The judge said he was satisfied on foot of the evidence presented to him that the child’s health, welfare and development would be impaired or neglected if he did not make the care order.

He noted the child’s mother was not in a position to provide the protection and care he needed and she had been in a difficult situation when he made the original care order and that had not changed.

Almost three

“He is now almost three years old and his mother’s circumstances have not changed to allow her to engage with the child,” said the judge as he granted the lengthy care order to Tusla.

The toddler’s mother, Ms Y, a young immigrant, had arrived in Ireland in March 2014 seeking asylum and became distressed when she discovered she was pregnant during a health screening.
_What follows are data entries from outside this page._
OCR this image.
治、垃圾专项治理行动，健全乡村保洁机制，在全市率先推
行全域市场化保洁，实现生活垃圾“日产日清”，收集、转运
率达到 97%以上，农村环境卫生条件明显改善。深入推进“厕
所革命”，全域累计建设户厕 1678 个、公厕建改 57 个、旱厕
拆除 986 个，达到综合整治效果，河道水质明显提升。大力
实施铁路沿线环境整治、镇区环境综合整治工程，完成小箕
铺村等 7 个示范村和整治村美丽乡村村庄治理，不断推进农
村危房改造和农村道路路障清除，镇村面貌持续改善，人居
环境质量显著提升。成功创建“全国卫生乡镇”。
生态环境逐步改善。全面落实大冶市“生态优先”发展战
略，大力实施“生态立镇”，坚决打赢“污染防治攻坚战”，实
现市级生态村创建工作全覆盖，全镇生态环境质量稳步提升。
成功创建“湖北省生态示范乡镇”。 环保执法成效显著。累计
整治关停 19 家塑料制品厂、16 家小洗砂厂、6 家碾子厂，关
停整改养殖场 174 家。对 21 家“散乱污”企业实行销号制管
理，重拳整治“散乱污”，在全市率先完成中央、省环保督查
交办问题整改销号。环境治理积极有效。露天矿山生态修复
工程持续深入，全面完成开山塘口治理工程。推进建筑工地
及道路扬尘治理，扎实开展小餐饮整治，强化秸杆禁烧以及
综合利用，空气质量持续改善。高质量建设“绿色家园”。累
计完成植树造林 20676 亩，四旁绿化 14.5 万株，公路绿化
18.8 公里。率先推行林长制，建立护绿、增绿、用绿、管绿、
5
Ms Y stated that she had been raped in her own country and sought an abortion but was told it might be difficult to travel to the UK because of her status as an asylum seeker in Ireland.

She was provided with counselling but became increasingly distressed when it became clear she was unable to travel for an abortion due to the costs involved and the restrictions on her right to travel.

The young woman stated that she was suicidal and was referred to the HSE psychiatric services who assessed her as being suicidal under the provisions of the Protection of Life during Pregnancy Act.

However by that stage the woman was at 24 weeks’ gestation and it was deemed too late to abort the pregnancy despite the fact that she was deemed suicidal under the provisions of the legislation.

The woman gave birth to a boy by caesarean section in August but the child had health issues and remained in hospital for a period before the HSE got a care order and placed the child with a foster family.